On a nourri les souris avec 40 % de calories provenant de graisses. C'est un pourcentage typique d'un homme occidental. Un autre groupe de souris ne devait absorber que 12 % des calories quotidiennes en graisse (régime très pauvre en graisse).
Résultat : les souris qui avaient un régime pauvre en graisse avaient 27 % de moins de cancers de la prostate par rapport aux souris qui avaient suivi le régime constitué de 40 % de graisses.

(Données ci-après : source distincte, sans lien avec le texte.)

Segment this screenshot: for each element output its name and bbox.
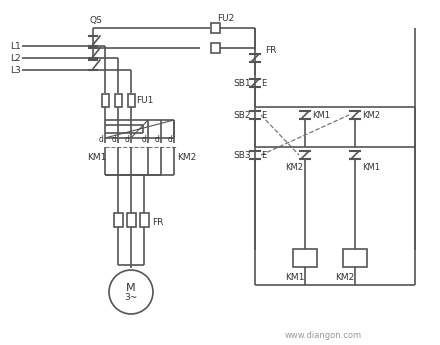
Text: www.diangon.com: www.diangon.com bbox=[285, 331, 362, 339]
Text: KM2: KM2 bbox=[362, 110, 380, 119]
Text: KM1: KM1 bbox=[285, 274, 304, 283]
Text: E: E bbox=[261, 79, 266, 88]
Text: FU2: FU2 bbox=[217, 13, 234, 22]
Text: d: d bbox=[112, 135, 117, 144]
Text: E: E bbox=[261, 150, 266, 159]
Text: d: d bbox=[99, 135, 103, 144]
Bar bbox=[210, 23, 220, 33]
Text: M: M bbox=[126, 283, 136, 293]
Circle shape bbox=[109, 270, 153, 314]
Text: SB3: SB3 bbox=[233, 150, 251, 159]
Text: d: d bbox=[142, 135, 147, 144]
Text: KM1: KM1 bbox=[312, 110, 330, 119]
Bar bbox=[128, 93, 135, 107]
Text: d: d bbox=[168, 135, 172, 144]
Text: KM2: KM2 bbox=[177, 152, 196, 161]
Text: L3: L3 bbox=[10, 66, 21, 75]
Text: L2: L2 bbox=[10, 53, 21, 62]
Text: QS: QS bbox=[90, 16, 103, 24]
Text: FU1: FU1 bbox=[136, 96, 154, 105]
Text: d: d bbox=[125, 135, 129, 144]
Text: KM1: KM1 bbox=[362, 162, 380, 171]
Bar bbox=[210, 43, 220, 53]
Text: E: E bbox=[261, 110, 266, 119]
Bar bbox=[127, 213, 136, 227]
Text: KM1: KM1 bbox=[87, 152, 106, 161]
Text: KM2: KM2 bbox=[335, 274, 355, 283]
Text: KM2: KM2 bbox=[285, 162, 303, 171]
Bar bbox=[139, 213, 148, 227]
Text: d: d bbox=[154, 135, 159, 144]
Bar bbox=[343, 249, 367, 267]
Text: SB1: SB1 bbox=[233, 79, 251, 88]
Bar bbox=[293, 249, 317, 267]
Text: FR: FR bbox=[265, 46, 276, 55]
Text: SB2: SB2 bbox=[233, 110, 250, 119]
Text: FR: FR bbox=[152, 217, 163, 227]
Bar bbox=[114, 93, 121, 107]
Bar bbox=[102, 93, 109, 107]
Text: L1: L1 bbox=[10, 41, 21, 50]
Bar bbox=[114, 213, 122, 227]
Text: 3~: 3~ bbox=[125, 293, 138, 302]
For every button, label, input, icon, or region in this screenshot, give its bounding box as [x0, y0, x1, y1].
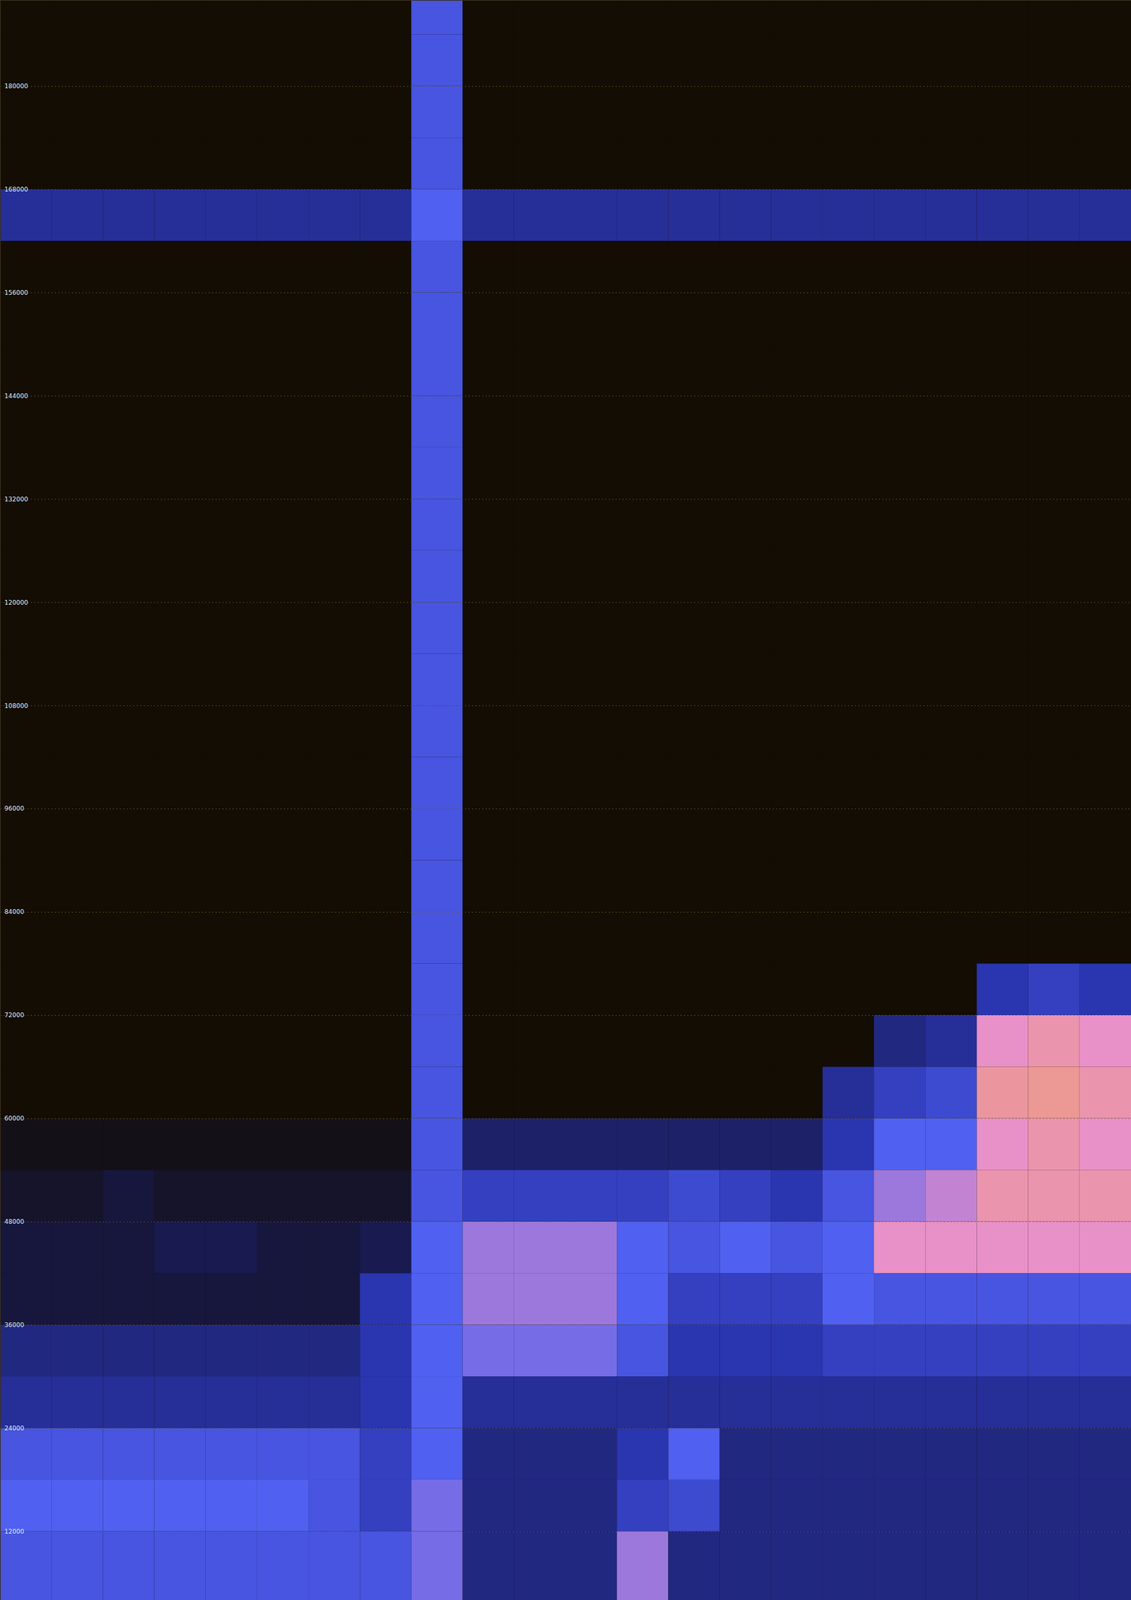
svg-text:108000: 108000 [4, 702, 29, 710]
svg-text:132000: 132000 [4, 495, 29, 503]
svg-text:48000: 48000 [4, 1217, 25, 1225]
svg-text:168000: 168000 [4, 185, 29, 193]
svg-text:84000: 84000 [4, 908, 25, 915]
svg-text:24000: 24000 [4, 1424, 25, 1432]
svg-text:156000: 156000 [4, 289, 29, 297]
svg-text:12000: 12000 [4, 1527, 25, 1535]
svg-text:72000: 72000 [4, 1011, 25, 1019]
svg-text:60000: 60000 [4, 1114, 25, 1122]
svg-text:120000: 120000 [4, 599, 29, 606]
svg-text:96000: 96000 [4, 804, 25, 812]
svg-text:180000: 180000 [4, 82, 29, 90]
svg-text:36000: 36000 [4, 1321, 25, 1328]
svg-text:144000: 144000 [4, 392, 29, 400]
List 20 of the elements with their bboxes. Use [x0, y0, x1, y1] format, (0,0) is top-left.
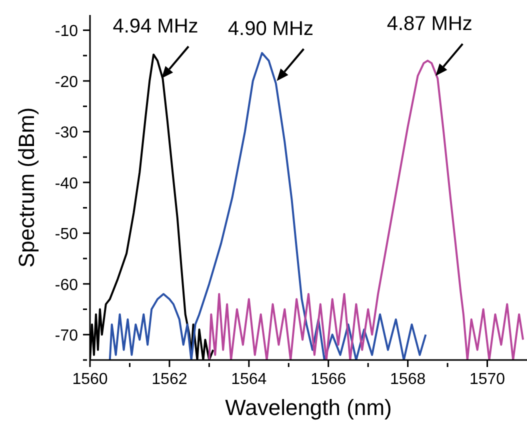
y-tick-label: -60 [54, 276, 78, 294]
y-tick-label: -50 [54, 226, 78, 244]
x-tick-label: 1560 [72, 371, 108, 388]
x-tick-label: 1568 [390, 371, 426, 388]
line-series [208, 60, 524, 360]
annotation: 4.87 MHz [386, 12, 472, 35]
y-tick-label: -30 [54, 124, 78, 142]
annotation: 4.90 MHz [228, 18, 314, 40]
y-tick-label: -70 [54, 328, 78, 345]
x-tick-label: 1562 [152, 371, 188, 388]
x-tick-label: 1570 [469, 371, 506, 388]
y-tick-label: -40 [54, 175, 78, 192]
annotation: 4.94 MHz [112, 15, 198, 38]
line-series [108, 52, 427, 360]
y-tick-label: -10 [54, 23, 78, 40]
x-axis-title: Wavelength (nm) [225, 395, 392, 420]
y-tick-label: -20 [54, 74, 78, 91]
x-tick-label: 1566 [310, 371, 346, 388]
y-axis-title: Spectrum (dBm) [14, 107, 39, 268]
x-tick-label: 1564 [231, 371, 267, 388]
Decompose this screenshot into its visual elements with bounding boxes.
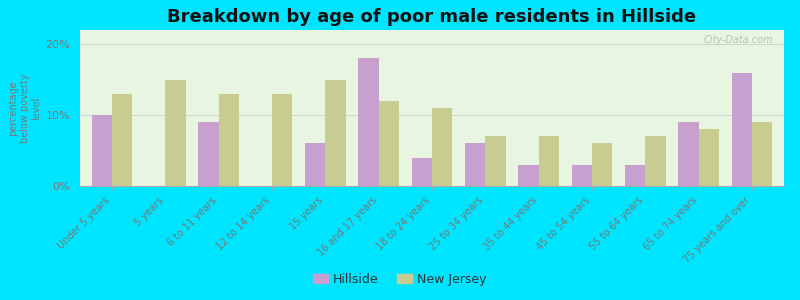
- Bar: [358, 58, 378, 186]
- Bar: [572, 165, 592, 186]
- Bar: [326, 80, 346, 186]
- Bar: [732, 73, 752, 186]
- Y-axis label: percentage
below poverty
level: percentage below poverty level: [8, 73, 42, 143]
- Bar: [592, 143, 612, 186]
- Legend: Hillside, New Jersey: Hillside, New Jersey: [308, 268, 492, 291]
- Bar: [518, 165, 538, 186]
- Text: City-Data.com: City-Data.com: [704, 35, 774, 45]
- Bar: [198, 122, 218, 186]
- Bar: [92, 115, 112, 186]
- Bar: [166, 80, 186, 186]
- Bar: [465, 143, 486, 186]
- Bar: [625, 165, 646, 186]
- Bar: [432, 108, 452, 186]
- Bar: [698, 129, 719, 186]
- Bar: [752, 122, 772, 186]
- Bar: [112, 94, 132, 186]
- Bar: [272, 94, 292, 186]
- Bar: [486, 136, 506, 186]
- Bar: [646, 136, 666, 186]
- Title: Breakdown by age of poor male residents in Hillside: Breakdown by age of poor male residents …: [167, 8, 697, 26]
- Bar: [378, 101, 399, 186]
- Bar: [305, 143, 326, 186]
- Bar: [678, 122, 698, 186]
- Bar: [218, 94, 239, 186]
- Bar: [538, 136, 559, 186]
- Bar: [412, 158, 432, 186]
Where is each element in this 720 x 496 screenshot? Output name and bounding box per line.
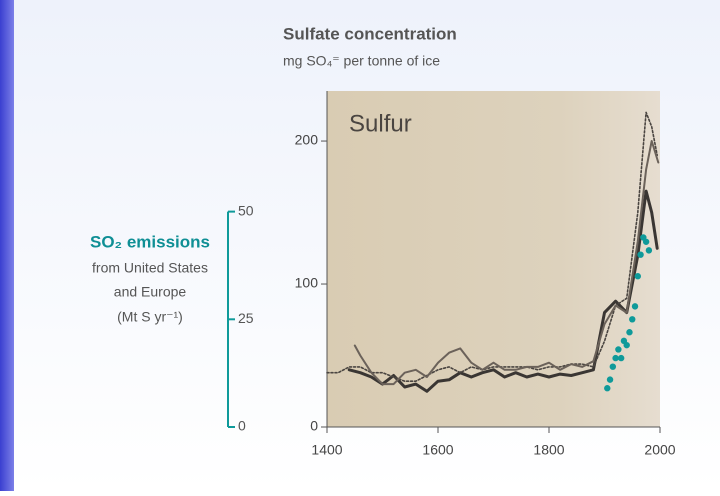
y2-tick-label: 0 [238,418,246,434]
data-point [612,354,619,362]
data-point [604,385,611,392]
y-tick-label: 200 [295,132,319,148]
data-point [606,376,614,383]
chart-title: Sulfate concentration [283,24,457,43]
data-point [631,303,639,310]
data-point [609,363,617,370]
x-tick-label: 1400 [311,442,342,458]
data-point [623,341,630,349]
y2-axis-label: and Europe [114,284,187,300]
edge-strip [0,0,14,491]
y2-axis-title: SO₂ emissions [90,232,210,251]
data-point [634,273,641,280]
chart-subtitle: mg SO₄⁼ per tonne of ice [283,53,440,69]
data-point [645,247,653,254]
data-point [642,238,650,245]
x-tick-label: 2000 [644,442,675,458]
y2-axis-label: from United States [92,260,208,276]
data-line [326,111,658,382]
annotation: Sulfur [349,110,412,137]
x-tick-label: 1800 [533,442,564,458]
data-line [353,140,660,386]
y-tick-label: 0 [310,418,318,434]
y-tick-label: 100 [295,275,319,291]
y2-tick-label: 25 [238,310,254,326]
data-point [637,251,644,258]
data-point [615,346,622,353]
data-point [629,316,636,323]
data-point [617,354,625,362]
y2-axis-label: (Mt S yr⁻¹) [117,309,183,325]
data-point [626,329,633,336]
x-tick-label: 1600 [422,442,453,458]
data-line [347,189,659,393]
y2-tick-label: 50 [238,202,254,218]
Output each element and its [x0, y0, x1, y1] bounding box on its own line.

Pour les souris suivant ce régime pauvre en graisse, les cellules précancéreuses se développaient par ailleurs beaucoup moins rapidement par rapport aux souris qui mangeaient beaucoup de graisses.
On ne peut encore conclure pour les humains. C'est trop tôt pour dire qu'on détient les preuves de manière formelle comme quoi consommer très peu de graisses limitera l'occurrence des cancers de la prostate chez les humains : d'autres études animales et sur les humains sont nécessaires.
On sait par contre de manière statistique qu'un régime pauvre en graisses et riche en fibres, un poids plutôt faible (tout est relatif !) et une activité physique régulière apportent de nombreux bénéfices pour la santé : moins de maladies cardiovasculaires et d'infarctus.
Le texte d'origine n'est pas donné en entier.